My last PT for Siemens Energy was €20/share. I’m not changing it.
Thesis
My thesis for Siemens Energy is as follows:
- The company is one of the more interesting plays in all of Europe on a mix of legacy Gas/power as well as a massive Renewable operation it seeks to pull from the public markets. The company is a transformation play, with a “due date” of 2023-2025 at the earliest, but now is the time to invest.
- I’m going in deeper, and I assign a “BUY” here with a PT of €20/share for the long term.
- Siemens Energy is a “BUY” for me – and I recently bought more.
Remember, I’m all about:
- Buying undervalued – even if that undervaluation is slight and not mind-numbingly massive – companies at a discount, allowing them to normalize over time and harvesting capital gains and dividends in the meantime.
- If the company goes well beyond normalization and goes into overvaluation, I harvest gains and rotate my position into other undervalued stocks, repeating #1.
- If the company doesn’t go into overvaluation but hovers within a fair value, or goes back down to undervaluation, I buy more as time allows.
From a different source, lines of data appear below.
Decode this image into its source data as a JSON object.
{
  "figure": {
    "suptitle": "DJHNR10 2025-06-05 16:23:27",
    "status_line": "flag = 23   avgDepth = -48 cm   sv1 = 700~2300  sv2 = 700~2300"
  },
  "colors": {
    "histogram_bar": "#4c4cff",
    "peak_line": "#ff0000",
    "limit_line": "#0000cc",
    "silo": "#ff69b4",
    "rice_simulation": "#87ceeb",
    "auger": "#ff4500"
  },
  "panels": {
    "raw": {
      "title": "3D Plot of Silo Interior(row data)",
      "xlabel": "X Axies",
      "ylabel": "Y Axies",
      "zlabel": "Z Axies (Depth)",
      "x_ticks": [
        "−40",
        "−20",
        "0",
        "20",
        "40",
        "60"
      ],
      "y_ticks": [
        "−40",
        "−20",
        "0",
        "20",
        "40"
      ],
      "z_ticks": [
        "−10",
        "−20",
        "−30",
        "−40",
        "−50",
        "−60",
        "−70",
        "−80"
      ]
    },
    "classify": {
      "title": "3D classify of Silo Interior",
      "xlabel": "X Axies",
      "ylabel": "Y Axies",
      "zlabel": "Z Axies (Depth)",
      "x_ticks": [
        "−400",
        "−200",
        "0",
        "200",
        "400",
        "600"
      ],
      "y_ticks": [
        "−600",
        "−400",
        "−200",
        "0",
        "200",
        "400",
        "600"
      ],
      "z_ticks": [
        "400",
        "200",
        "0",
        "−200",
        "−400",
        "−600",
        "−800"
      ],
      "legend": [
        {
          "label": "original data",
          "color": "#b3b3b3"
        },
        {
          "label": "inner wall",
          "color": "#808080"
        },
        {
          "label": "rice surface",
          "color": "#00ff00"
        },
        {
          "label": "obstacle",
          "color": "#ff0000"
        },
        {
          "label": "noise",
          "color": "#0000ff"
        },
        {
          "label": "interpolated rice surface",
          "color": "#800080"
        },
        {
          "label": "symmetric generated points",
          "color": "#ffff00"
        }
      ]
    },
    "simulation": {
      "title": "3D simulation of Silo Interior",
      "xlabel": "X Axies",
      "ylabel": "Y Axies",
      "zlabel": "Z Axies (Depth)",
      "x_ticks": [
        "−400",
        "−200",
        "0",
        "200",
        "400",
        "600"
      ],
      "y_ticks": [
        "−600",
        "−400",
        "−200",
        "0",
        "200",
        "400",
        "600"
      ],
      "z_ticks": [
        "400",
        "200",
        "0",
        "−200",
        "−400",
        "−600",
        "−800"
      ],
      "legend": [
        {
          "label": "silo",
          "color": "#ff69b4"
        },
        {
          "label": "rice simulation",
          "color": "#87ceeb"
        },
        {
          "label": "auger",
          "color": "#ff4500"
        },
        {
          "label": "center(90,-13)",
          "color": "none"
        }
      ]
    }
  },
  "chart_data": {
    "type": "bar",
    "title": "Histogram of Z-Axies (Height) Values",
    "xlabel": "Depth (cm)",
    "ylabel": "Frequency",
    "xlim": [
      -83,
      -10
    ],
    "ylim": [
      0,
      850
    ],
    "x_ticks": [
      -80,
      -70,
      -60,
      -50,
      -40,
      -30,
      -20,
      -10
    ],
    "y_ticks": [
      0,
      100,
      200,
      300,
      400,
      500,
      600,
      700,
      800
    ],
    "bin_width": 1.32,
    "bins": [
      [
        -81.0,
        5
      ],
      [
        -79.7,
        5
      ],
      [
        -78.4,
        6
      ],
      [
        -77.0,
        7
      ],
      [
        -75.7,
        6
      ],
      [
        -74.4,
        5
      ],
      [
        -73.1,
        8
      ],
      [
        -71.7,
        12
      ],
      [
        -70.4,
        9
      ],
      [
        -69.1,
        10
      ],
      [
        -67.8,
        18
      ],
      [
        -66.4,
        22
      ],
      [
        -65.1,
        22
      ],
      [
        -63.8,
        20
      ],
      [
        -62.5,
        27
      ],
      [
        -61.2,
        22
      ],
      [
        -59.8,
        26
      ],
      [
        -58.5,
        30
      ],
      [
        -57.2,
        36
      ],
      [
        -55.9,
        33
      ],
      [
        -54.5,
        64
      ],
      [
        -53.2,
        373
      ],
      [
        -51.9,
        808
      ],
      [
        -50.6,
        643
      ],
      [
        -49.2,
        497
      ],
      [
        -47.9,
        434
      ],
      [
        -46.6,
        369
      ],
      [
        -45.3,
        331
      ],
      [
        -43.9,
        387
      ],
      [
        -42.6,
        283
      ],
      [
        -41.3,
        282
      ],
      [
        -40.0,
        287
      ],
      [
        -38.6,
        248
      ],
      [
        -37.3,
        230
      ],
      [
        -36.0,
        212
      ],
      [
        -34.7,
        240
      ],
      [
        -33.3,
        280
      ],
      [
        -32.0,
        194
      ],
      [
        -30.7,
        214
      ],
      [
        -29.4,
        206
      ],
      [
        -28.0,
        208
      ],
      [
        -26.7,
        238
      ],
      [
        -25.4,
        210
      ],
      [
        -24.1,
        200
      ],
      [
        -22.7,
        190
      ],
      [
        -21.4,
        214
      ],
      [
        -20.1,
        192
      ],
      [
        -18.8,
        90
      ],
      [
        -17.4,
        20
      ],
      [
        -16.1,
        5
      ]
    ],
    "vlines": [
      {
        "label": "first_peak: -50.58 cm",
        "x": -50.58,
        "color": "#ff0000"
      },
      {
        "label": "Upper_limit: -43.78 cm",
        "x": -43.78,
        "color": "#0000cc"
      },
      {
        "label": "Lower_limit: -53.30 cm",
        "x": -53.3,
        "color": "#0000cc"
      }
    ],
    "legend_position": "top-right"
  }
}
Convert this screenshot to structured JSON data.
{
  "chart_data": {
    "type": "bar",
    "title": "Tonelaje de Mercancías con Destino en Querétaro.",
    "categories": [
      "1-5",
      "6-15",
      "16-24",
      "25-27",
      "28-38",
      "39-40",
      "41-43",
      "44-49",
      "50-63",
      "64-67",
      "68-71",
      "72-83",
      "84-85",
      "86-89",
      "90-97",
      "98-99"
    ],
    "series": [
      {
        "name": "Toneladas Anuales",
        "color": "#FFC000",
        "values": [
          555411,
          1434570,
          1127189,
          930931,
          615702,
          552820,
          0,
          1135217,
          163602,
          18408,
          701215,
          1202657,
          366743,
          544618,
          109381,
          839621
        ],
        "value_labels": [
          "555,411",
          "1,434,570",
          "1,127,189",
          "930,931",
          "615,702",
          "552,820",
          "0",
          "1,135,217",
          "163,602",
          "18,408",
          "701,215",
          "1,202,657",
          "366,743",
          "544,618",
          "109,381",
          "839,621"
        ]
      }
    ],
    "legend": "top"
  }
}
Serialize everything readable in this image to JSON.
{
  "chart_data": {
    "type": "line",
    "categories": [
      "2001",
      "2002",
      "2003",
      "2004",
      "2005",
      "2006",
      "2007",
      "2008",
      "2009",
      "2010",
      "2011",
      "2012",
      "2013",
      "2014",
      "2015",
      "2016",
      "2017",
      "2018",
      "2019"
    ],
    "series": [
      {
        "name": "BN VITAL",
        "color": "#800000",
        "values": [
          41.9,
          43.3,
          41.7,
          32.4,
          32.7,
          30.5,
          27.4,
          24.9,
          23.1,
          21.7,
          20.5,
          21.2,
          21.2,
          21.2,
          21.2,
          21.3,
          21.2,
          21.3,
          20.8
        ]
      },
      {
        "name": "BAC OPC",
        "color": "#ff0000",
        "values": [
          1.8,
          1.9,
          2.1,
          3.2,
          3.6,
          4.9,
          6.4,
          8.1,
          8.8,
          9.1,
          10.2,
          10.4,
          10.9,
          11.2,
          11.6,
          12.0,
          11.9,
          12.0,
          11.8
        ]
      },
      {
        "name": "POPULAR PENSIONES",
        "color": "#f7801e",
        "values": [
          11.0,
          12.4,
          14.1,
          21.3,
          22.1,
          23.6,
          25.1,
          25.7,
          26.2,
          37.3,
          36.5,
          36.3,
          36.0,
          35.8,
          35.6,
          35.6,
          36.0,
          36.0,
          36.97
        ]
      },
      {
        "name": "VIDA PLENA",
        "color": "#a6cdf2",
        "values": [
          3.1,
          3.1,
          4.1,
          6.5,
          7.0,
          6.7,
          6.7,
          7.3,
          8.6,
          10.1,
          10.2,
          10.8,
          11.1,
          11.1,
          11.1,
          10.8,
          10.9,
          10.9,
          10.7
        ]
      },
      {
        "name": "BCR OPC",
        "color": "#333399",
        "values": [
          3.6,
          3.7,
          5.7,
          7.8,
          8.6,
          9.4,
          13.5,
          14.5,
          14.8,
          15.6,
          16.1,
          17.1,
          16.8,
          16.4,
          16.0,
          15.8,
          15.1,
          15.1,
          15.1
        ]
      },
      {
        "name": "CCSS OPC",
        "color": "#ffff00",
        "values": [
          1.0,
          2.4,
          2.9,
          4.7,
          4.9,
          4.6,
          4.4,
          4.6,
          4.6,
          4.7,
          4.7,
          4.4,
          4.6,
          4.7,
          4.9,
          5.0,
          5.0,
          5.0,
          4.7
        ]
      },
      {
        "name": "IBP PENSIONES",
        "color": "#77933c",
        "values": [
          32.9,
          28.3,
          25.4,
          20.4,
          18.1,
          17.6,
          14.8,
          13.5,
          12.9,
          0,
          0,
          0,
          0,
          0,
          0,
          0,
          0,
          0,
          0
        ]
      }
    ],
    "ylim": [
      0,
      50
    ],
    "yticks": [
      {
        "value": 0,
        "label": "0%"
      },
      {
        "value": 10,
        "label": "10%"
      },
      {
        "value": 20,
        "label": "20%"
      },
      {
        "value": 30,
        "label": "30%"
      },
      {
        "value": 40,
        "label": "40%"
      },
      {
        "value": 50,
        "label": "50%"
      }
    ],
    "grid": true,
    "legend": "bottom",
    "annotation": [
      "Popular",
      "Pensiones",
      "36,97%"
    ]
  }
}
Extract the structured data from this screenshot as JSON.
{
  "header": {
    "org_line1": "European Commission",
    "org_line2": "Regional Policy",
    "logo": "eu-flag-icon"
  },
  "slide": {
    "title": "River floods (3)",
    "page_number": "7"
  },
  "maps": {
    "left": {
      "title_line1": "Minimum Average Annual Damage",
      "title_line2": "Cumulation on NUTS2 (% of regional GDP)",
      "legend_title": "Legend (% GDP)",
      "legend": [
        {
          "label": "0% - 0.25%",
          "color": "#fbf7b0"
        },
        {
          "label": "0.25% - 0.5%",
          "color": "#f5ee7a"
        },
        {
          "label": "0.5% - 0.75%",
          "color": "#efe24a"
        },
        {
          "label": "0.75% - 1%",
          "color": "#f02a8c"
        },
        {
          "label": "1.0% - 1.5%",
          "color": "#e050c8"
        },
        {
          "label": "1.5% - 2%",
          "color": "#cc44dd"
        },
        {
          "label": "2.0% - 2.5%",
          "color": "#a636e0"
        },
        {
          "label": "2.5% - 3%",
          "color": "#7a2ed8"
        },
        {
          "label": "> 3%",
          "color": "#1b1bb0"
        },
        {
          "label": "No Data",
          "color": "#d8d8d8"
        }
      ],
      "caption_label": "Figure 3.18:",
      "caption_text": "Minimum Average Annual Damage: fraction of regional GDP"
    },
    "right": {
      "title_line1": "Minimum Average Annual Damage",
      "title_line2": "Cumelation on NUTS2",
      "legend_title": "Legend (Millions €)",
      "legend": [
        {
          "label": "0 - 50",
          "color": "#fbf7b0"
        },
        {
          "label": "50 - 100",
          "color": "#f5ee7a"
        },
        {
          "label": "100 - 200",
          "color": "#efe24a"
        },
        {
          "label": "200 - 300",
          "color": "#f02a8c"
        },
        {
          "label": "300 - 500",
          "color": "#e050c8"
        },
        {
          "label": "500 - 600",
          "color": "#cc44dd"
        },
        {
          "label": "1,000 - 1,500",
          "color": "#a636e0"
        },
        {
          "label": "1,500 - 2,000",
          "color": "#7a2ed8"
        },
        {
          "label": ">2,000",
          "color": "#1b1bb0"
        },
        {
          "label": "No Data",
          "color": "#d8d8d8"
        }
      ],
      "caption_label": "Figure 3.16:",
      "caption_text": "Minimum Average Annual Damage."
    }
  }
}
- I reinvest proceeds from dividends, savings from work, or other cash inflows as specified in #1.
Here are my criteria and how the company fulfills them (italicized)
- This company is overall qualitative.
- This company is fundamentally safe/conservative & well-run.
- This company pays a well-covered dividend.
- This company is currently cheap.
- This company has a realistic upside based on earnings growth or multiple expansion/reversion.
It’s no longer as cheap, but I still believe Siemens Energy to be quite cheap. For that reason, I’m going with a “BUY” here.